Beschwerde gegen die Verfügung des Sozialversicherungsgerichts des Kantons Zürich

vom 16. Oktober 2018 (AB.2018.00085).

Nach Einsicht

in die Beschwerde vom 7. November 2018 (Poststempel) gegen den Entscheid des Sozialversicherungsgerichts des Kantons Zürich vom 16. Oktober 2018,

in die Mitteilung des Bundesgerichts vom 8. November 2018 an A.________, worin auf die gesetzlichen Formerfordernisse von Beschwerden hinsichtlich Begehren und Begründung sowie auf die nur innert der Rechtsmittelfrist noch bestehende Verbesserungsmöglichkeit hingewiesen worden ist,

in die daraufhin von A.________ am 12. November 2018 (Poststempel)eingereichte weitgehend gleichlautende Eingabe,

Erwägungen

dass ein Rechtsmittel gemäss Art. 42 Abs. 1 und 2 BGG unter anderem die Begehren und deren Begründung zu enthalten hat, wobei in der Begründung in gedrängter Form darzulegen ist, inwiefern der angefochtene Akt Recht verletzt,

dass die Vorinstanz in ihrem Entscheid darlegte, gegen Verfügungen betreffend die Alters- und Hinterlassenenversicherung sehe das Gesetz das Einspracheverfahren vor (Art. 1 Abs. 1 AHVG i.V.m. Art. 52 Abs. 1 ATSG),

dass das kantonale Gericht daher auf die vom Beschwerdeführer erhobene Beschwerde gegen die Verfügung der Beschwerdegegnerin vom 24. September 2018 nicht eintrat, sondern die Angelegenheit mit der Anordnung, die Beschwerde sei als Einsprache entgegenzunehmen, an die Ausgleichskasse überwies,

dass der Beschwerdeführer darlegt, weshalb die Verfügung der Beschwerdegegnerin vom 24. September 2018 unrichtig sein soll, aber nicht aufzeigt, inwiefern die vorinstanzlich verfügte Rückweisung der Sache an die Beschwerdegegnerin gegen Bundesrecht verstösst,

dass die beiden Eingaben des Beschwerdeführers somit den inhaltlichen Mindestanforderungen nicht genügen,

dass deshalb im vereinfachten Verfahren nach Art. 108 Abs. 1 lit. b BGG auf die Beschwerde nicht einzutreten ist und in Anwendung von Art. 66 Abs. 1 Satz 2 BGG auf die Erhebung von Gerichtskosten verzichtet wird,

Dispositiv

erkennt die Präsidentin:

1.

Auf die Beschwerde wird nicht eingetreten.

2.

Es werden keine Gerichtskosten erhoben.

3.

Dieses Urteil wird den Parteien, dem Sozialversicherungsgericht des Kantons Zürich und dem Bundesamt für Sozialversicherungen schriftlich mitgeteilt.

Luzern, 15. November 2018

Im Namen der II. sozialrechtlichen Abteilung

des Schweizerischen Bundesgerichts

Die Präsidentin: Pfiffner

Die Gerichtsschreiberin: Möckli

Seither geänderte Bestimmungen

Dieser Entscheid legt Bestimmungen aus, deren Erlass seither erneut konsolidiert wurde. Ob der Artikel selbst geändert hat, ist nicht erfasst.
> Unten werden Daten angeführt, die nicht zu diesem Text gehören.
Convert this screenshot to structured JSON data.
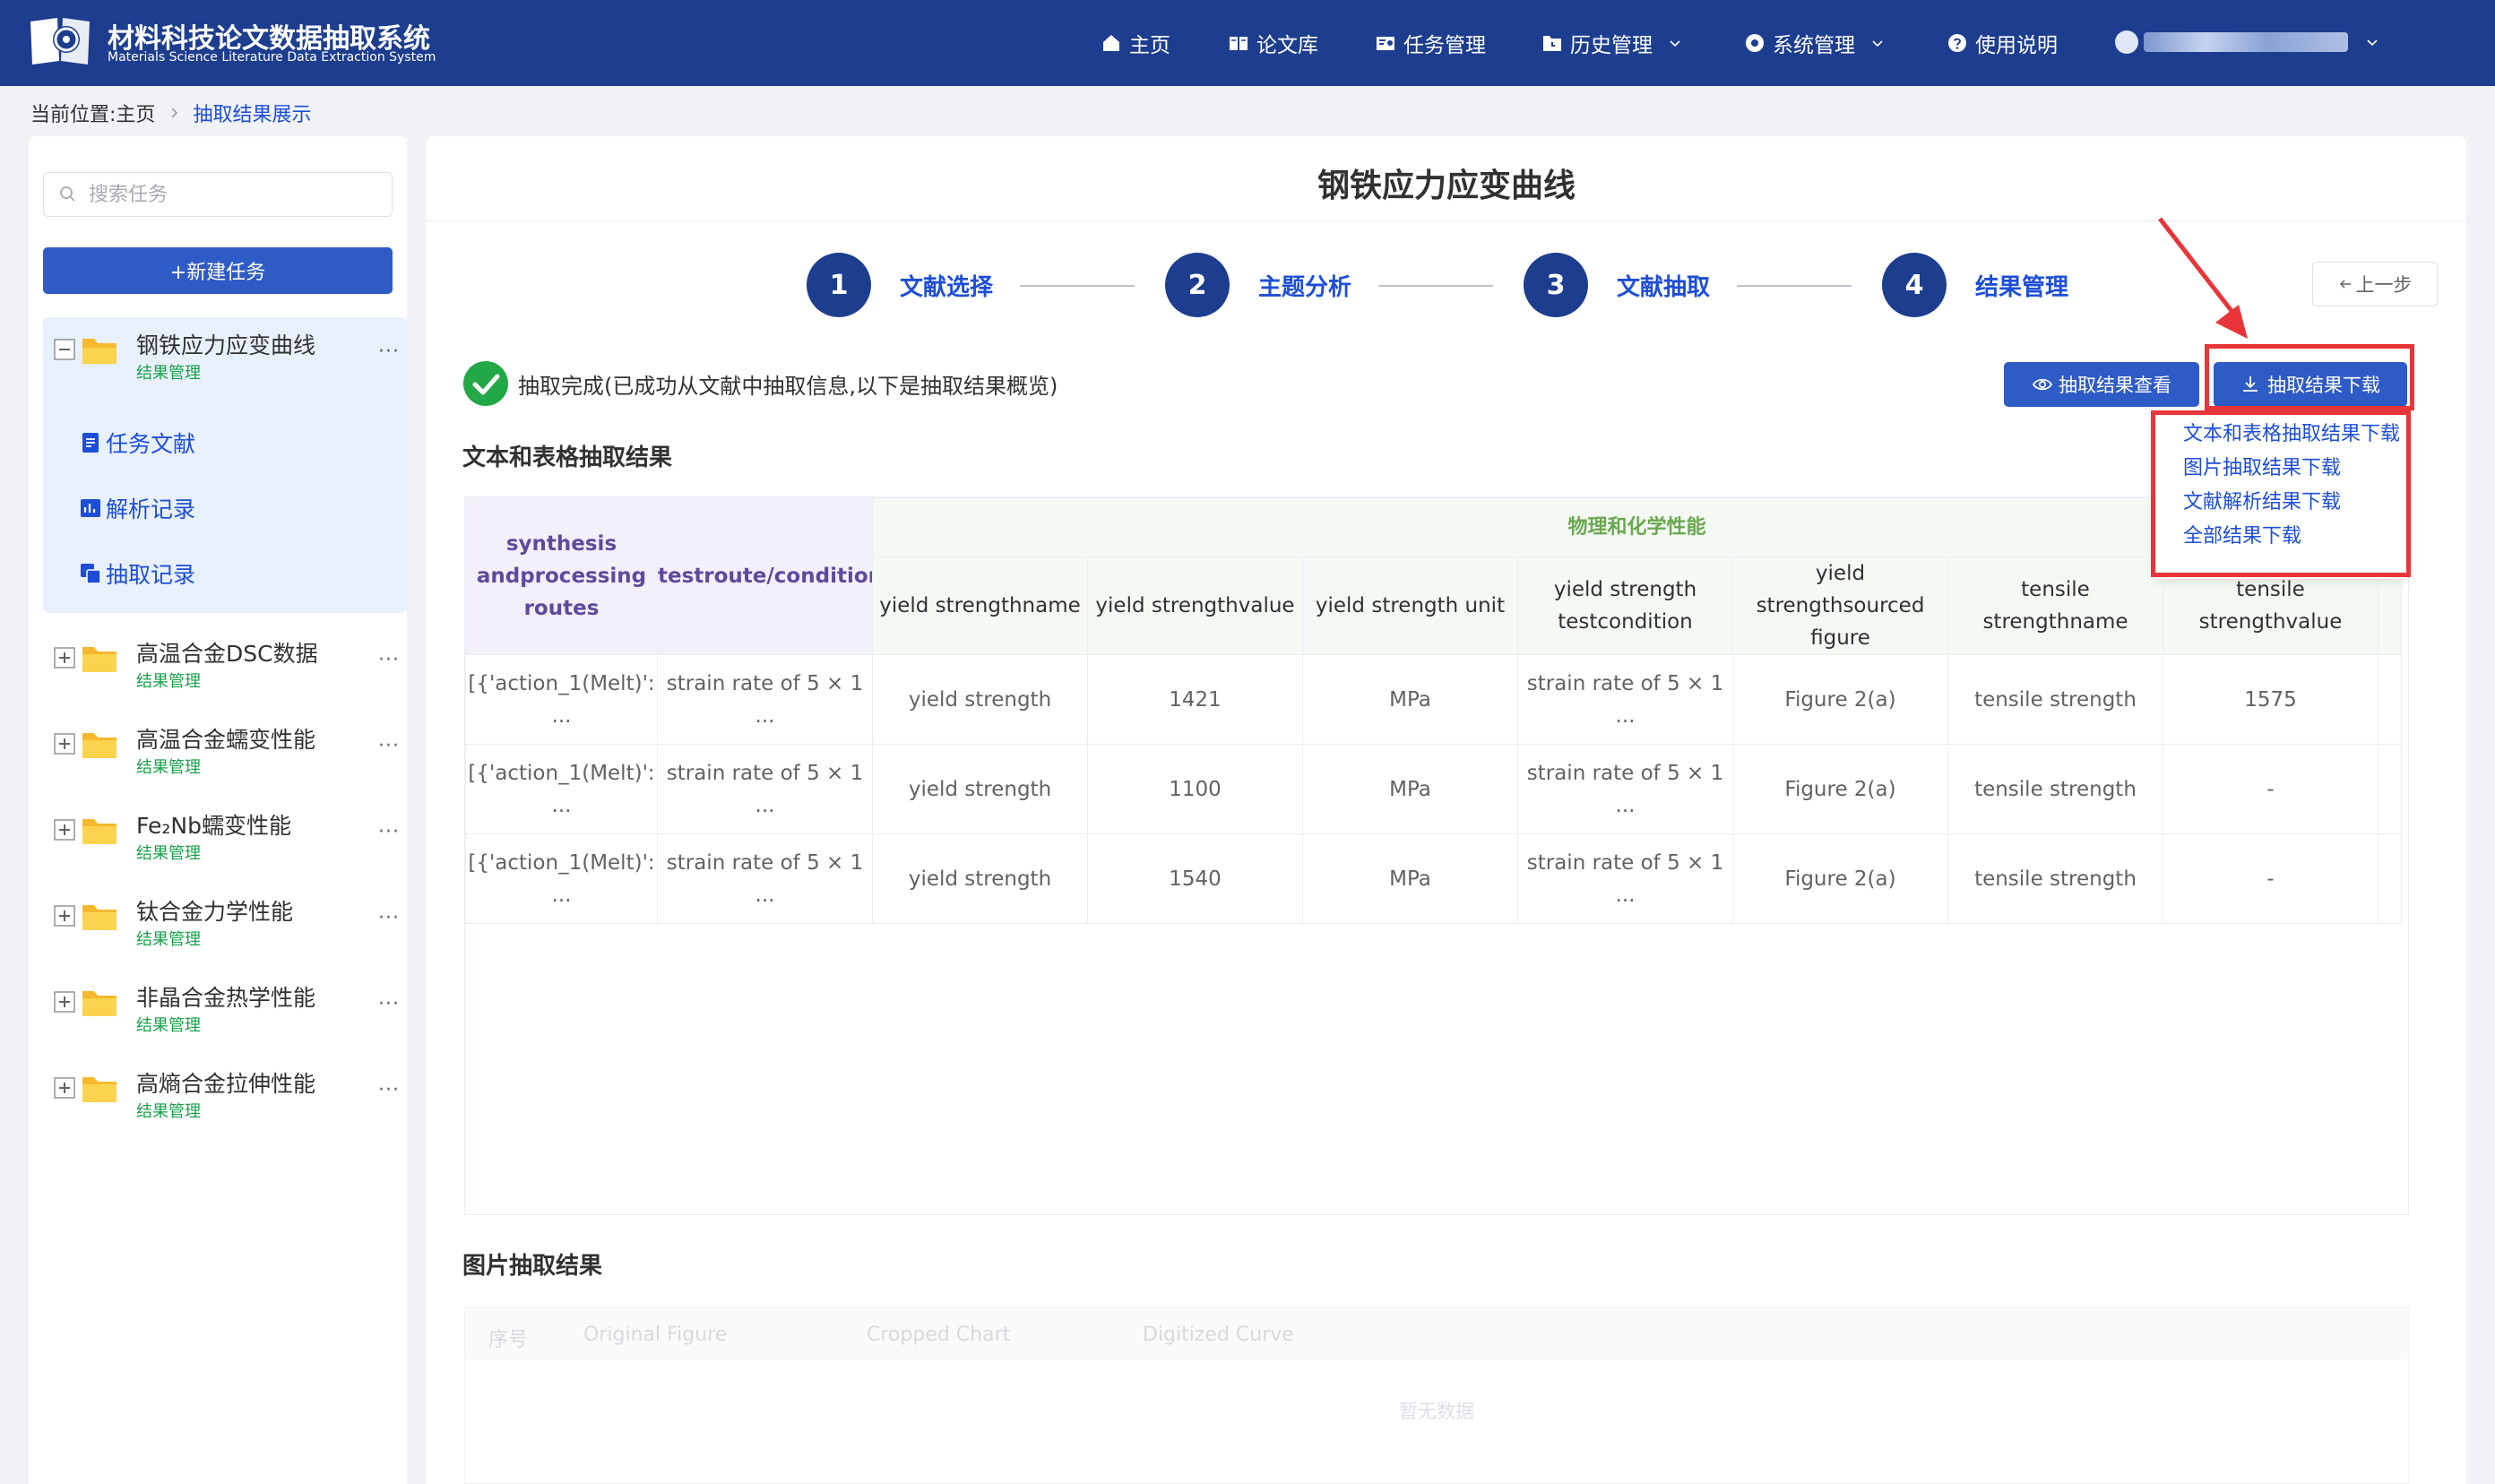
{
  "header": {
    "brand_cn": "材料科技论文数据抽取系统",
    "brand_en": "Materials Science Literature Data Extraction System",
    "nav": {
      "home": "主页",
      "library": "论文库",
      "tasks": "任务管理",
      "history": "历史管理",
      "system": "系统管理",
      "help": "使用说明"
    }
  },
  "breadcrumb": {
    "prefix": "当前位置:",
    "home": "主页",
    "current": "抽取结果展示"
  },
  "sidebar": {
    "search_placeholder": "搜索任务",
    "new_task": "+新建任务",
    "active": {
      "name": "钢铁应力应变曲线",
      "sub": "结果管理",
      "children": [
        "任务文献",
        "解析记录",
        "抽取记录"
      ]
    },
    "tasks": [
      {
        "name": "高温合金DSC数据",
        "sub": "结果管理"
      },
      {
        "name": "高温合金蠕变性能",
        "sub": "结果管理"
      },
      {
        "name": "Fe₂Nb蠕变性能",
        "sub": "结果管理"
      },
      {
        "name": "钛合金力学性能",
        "sub": "结果管理"
      },
      {
        "name": "非晶合金热学性能",
        "sub": "结果管理"
      },
      {
        "name": "高熵合金拉伸性能",
        "sub": "结果管理"
      }
    ],
    "more": "···"
  },
  "main": {
    "title": "钢铁应力应变曲线",
    "steps": [
      {
        "num": "1",
        "label": "文献选择"
      },
      {
        "num": "2",
        "label": "主题分析"
      },
      {
        "num": "3",
        "label": "文献抽取"
      },
      {
        "num": "4",
        "label": "结果管理"
      }
    ],
    "prev": "上一步",
    "status": "抽取完成(已成功从文献中抽取信息,以下是抽取结果概览)",
    "view_btn": "抽取结果查看",
    "download_btn": "抽取结果下载",
    "download_menu": [
      "文本和表格抽取结果下载",
      "图片抽取结果下载",
      "文献解析结果下载",
      "全部结果下载"
    ],
    "text_section": "文本和表格抽取结果",
    "table": {
      "col_synthesis": [
        "synthesis and",
        "processing routes"
      ],
      "col_test": [
        "test",
        "route/condition"
      ],
      "group": "物理和化学性能",
      "sub_headers": [
        [
          "yield strength",
          "name"
        ],
        [
          "yield strength",
          "value"
        ],
        [
          "yield strength unit"
        ],
        [
          "yield strength test",
          "condition"
        ],
        [
          "yield strength",
          "sourced figure"
        ],
        [
          "tensile strength",
          "name"
        ],
        [
          "tensile strength",
          "value"
        ]
      ],
      "rows": [
        {
          "synthesis": "[{'action_1(Melt)':",
          "test": "strain rate of 5 × 1",
          "ys_name": "yield strength",
          "ys_value": "1421",
          "ys_unit": "MPa",
          "ys_cond": "strain rate of 5 × 1",
          "ys_fig": "Figure 2(a)",
          "ts_name": "tensile strength",
          "ts_value": "1575"
        },
        {
          "synthesis": "[{'action_1(Melt)':",
          "test": "strain rate of 5 × 1",
          "ys_name": "yield strength",
          "ys_value": "1100",
          "ys_unit": "MPa",
          "ys_cond": "strain rate of 5 × 1",
          "ys_fig": "Figure 2(a)",
          "ts_name": "tensile strength",
          "ts_value": "-"
        },
        {
          "synthesis": "[{'action_1(Melt)':",
          "test": "strain rate of 5 × 1",
          "ys_name": "yield strength",
          "ys_value": "1540",
          "ys_unit": "MPa",
          "ys_cond": "strain rate of 5 × 1",
          "ys_fig": "Figure 2(a)",
          "ts_name": "tensile strength",
          "ts_value": "-"
        }
      ],
      "ellipsis": "..."
    },
    "image_section": "图片抽取结果",
    "image_table": {
      "headers": [
        "序号",
        "Original Figure",
        "Cropped Chart",
        "Digitized Curve"
      ],
      "empty": "暂无数据"
    }
  },
  "colors": {
    "header_bg": "#1d3d8f",
    "primary": "#2f5bc7",
    "link": "#1d4ed8",
    "success": "#17a34a",
    "highlight": "#e8353a",
    "group_header": "#6aa84f"
  }
}
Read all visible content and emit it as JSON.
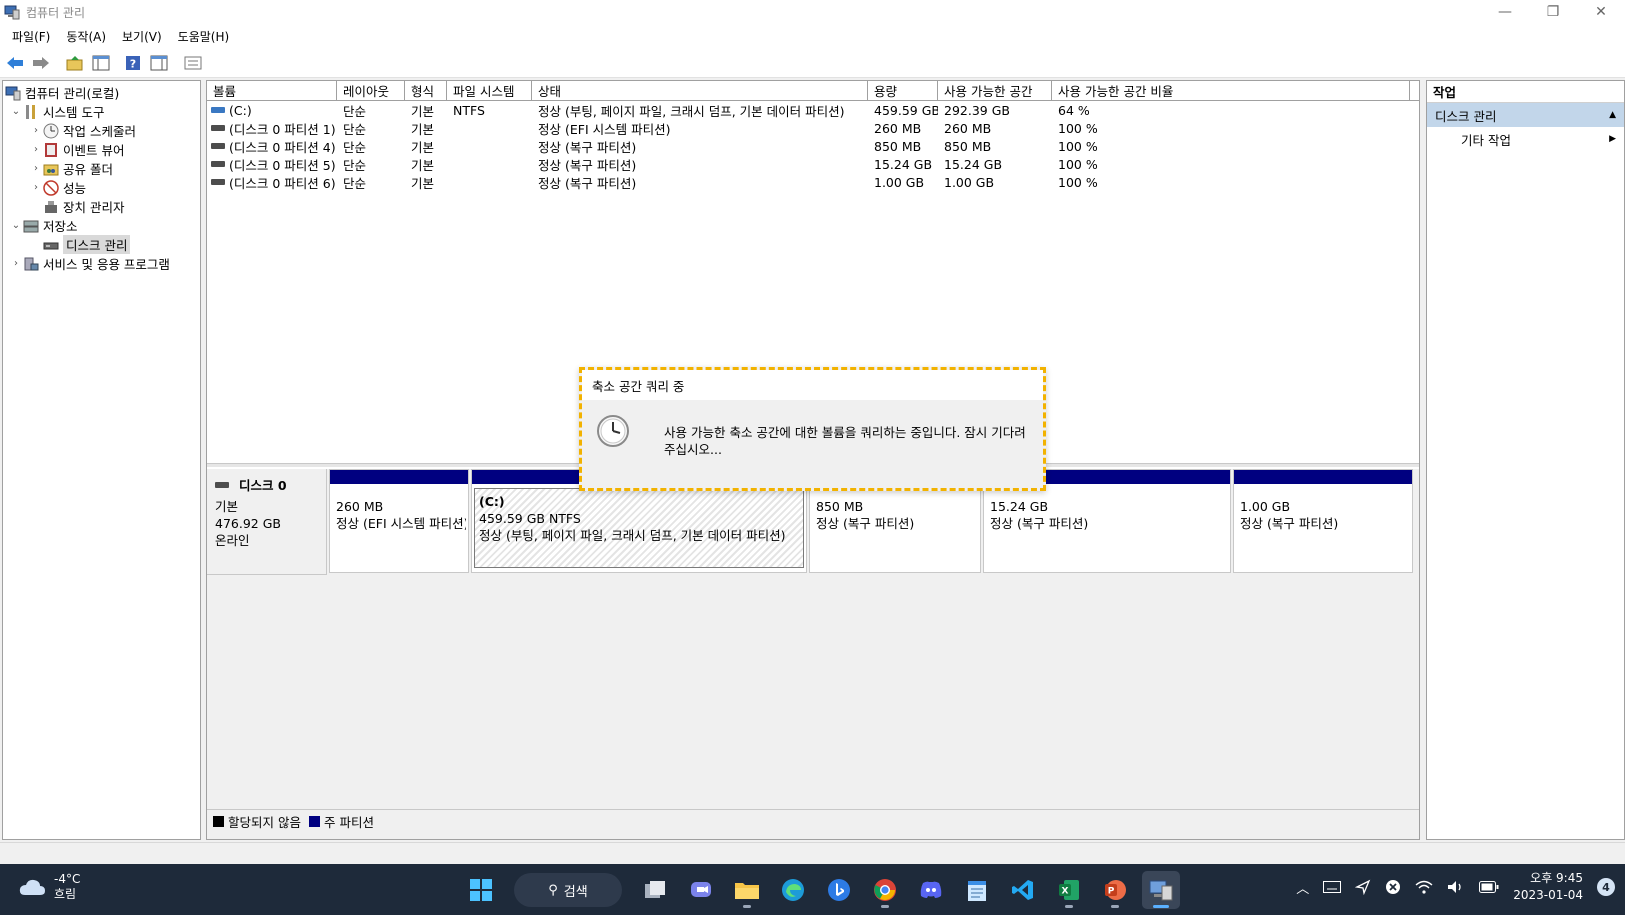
{
  "window": {
    "title": "컴퓨터 관리",
    "minimize": "—",
    "restore": "❐",
    "close": "✕"
  },
  "menu": [
    "파일(F)",
    "동작(A)",
    "보기(V)",
    "도움말(H)"
  ],
  "tree": {
    "root": "컴퓨터 관리(로컬)",
    "system_tools": "시스템 도구",
    "task_scheduler": "작업 스케줄러",
    "event_viewer": "이벤트 뷰어",
    "shared_folders": "공유 폴더",
    "performance": "성능",
    "device_manager": "장치 관리자",
    "storage": "저장소",
    "disk_management": "디스크 관리",
    "services_apps": "서비스 및 응용 프로그램"
  },
  "volumes": {
    "headers": [
      "볼륨",
      "레이아웃",
      "형식",
      "파일 시스템",
      "상태",
      "용량",
      "사용 가능한 공간",
      "사용 가능한 공간 비율"
    ],
    "rows": [
      [
        "(C:)",
        "단순",
        "기본",
        "NTFS",
        "정상 (부팅, 페이지 파일, 크래시 덤프, 기본 데이터 파티션)",
        "459.59 GB",
        "292.39 GB",
        "64 %"
      ],
      [
        "(디스크 0 파티션 1)",
        "단순",
        "기본",
        "",
        "정상 (EFI 시스템 파티션)",
        "260 MB",
        "260 MB",
        "100 %"
      ],
      [
        "(디스크 0 파티션 4)",
        "단순",
        "기본",
        "",
        "정상 (복구 파티션)",
        "850 MB",
        "850 MB",
        "100 %"
      ],
      [
        "(디스크 0 파티션 5)",
        "단순",
        "기본",
        "",
        "정상 (복구 파티션)",
        "15.24 GB",
        "15.24 GB",
        "100 %"
      ],
      [
        "(디스크 0 파티션 6)",
        "단순",
        "기본",
        "",
        "정상 (복구 파티션)",
        "1.00 GB",
        "1.00 GB",
        "100 %"
      ]
    ]
  },
  "disk": {
    "name": "디스크 0",
    "type": "기본",
    "size": "476.92 GB",
    "status": "온라인",
    "partitions": [
      {
        "name": "",
        "size": "260 MB",
        "status": "정상 (EFI 시스템 파티션)"
      },
      {
        "name": "(C:)",
        "size": "459.59 GB NTFS",
        "status": "정상 (부팅, 페이지 파일, 크래시 덤프, 기본 데이터 파티션)"
      },
      {
        "name": "",
        "size": "850 MB",
        "status": "정상 (복구 파티션)"
      },
      {
        "name": "",
        "size": "15.24 GB",
        "status": "정상 (복구 파티션)"
      },
      {
        "name": "",
        "size": "1.00 GB",
        "status": "정상 (복구 파티션)"
      }
    ]
  },
  "legend": {
    "unallocated": "할당되지 않음",
    "primary": "주 파티션",
    "unallocated_color": "#000000",
    "primary_color": "#000080"
  },
  "actions": {
    "header": "작업",
    "section": "디스크 관리",
    "more": "기타 작업"
  },
  "dialog": {
    "title": "축소 공간 쿼리 중",
    "message": "사용 가능한 축소 공간에 대한 볼륨을 쿼리하는 중입니다. 잠시 기다려 주십시오..."
  },
  "taskbar": {
    "temp": "-4°C",
    "weather": "흐림",
    "search": "검색",
    "time": "오후 9:45",
    "date": "2023-01-04",
    "notifications": "4"
  },
  "colors": {
    "accent": "#c2d6ea",
    "primary_partition": "#000080",
    "dialog_border": "#f2b200",
    "taskbar": "#1e2a3a"
  }
}
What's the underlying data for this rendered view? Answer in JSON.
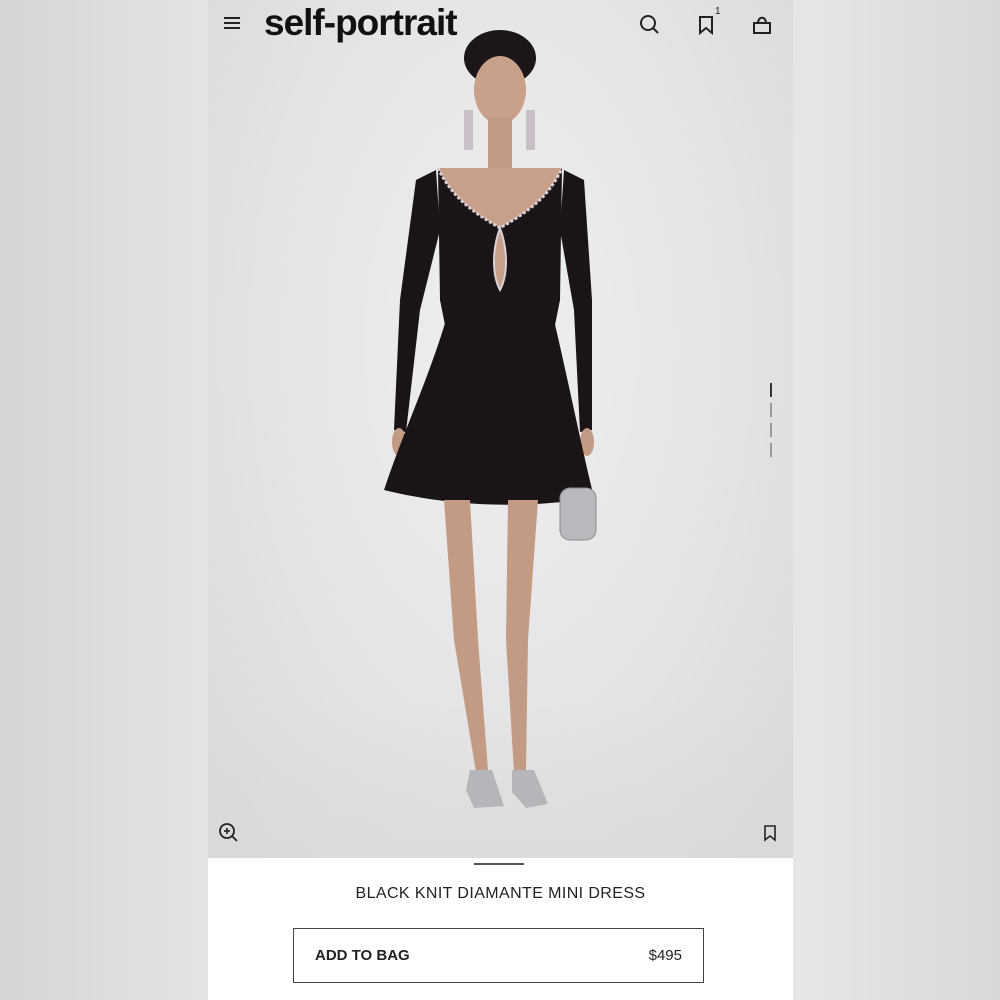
{
  "brand": {
    "logo_text": "self-portrait"
  },
  "header": {
    "wishlist_count": "1",
    "icons": [
      "menu-icon",
      "search-icon",
      "bookmark-icon",
      "bag-icon"
    ]
  },
  "gallery": {
    "total_images": 4,
    "active_index": 0
  },
  "product": {
    "name": "BLACK KNIT DIAMANTE MINI DRESS",
    "add_to_bag_label": "ADD TO BAG",
    "price": "$495"
  },
  "colors": {
    "text": "#222222",
    "dress": "#1a1416",
    "background": "#e7e6e7"
  }
}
  • Bundesgesetz über das Bundesgericht, Art. 42, Art. 66 und Art. 108 — gelesen in der Fassung vom 1. Januar 2018; der Erlass wurde am 1. Januar 2019, 1. Januar 2021, 1. Januar 2022, 1. Juli 2022, 1. Januar 2024, 1. Februar 2024, 1. Juli 2024, 1. Januar 2025, 1. April 2026 und 13. Mai 2026 erneut konsolidiert.
  • Bundesgesetz über die Alters- und Hinterlassenenversicherung, Art. 1 — gelesen in der Fassung vom 1. Januar 2018; der Erlass wurde am 1. Januar 2019, 1. Juni 2019, 1. Januar 2020, 1. Januar 2021, 1. Januar 2022, 1. Januar 2023, 1. September 2023, 1. Januar 2024, 1. Januar 2025 und 1. Januar 2026 erneut konsolidiert.
  • Bundesgesetz über den Allgemeinen Teil des Sozialversicherungsrechts, Art. 52 — gelesen in der Fassung vom 1. Januar 2012; der Erlass wurde am 1. Oktober 2019, 1. Januar 2021, 18. Juni 2021, 10. November 2021, 1. Januar 2022 und 1. Januar 2024 erneut konsolidiert.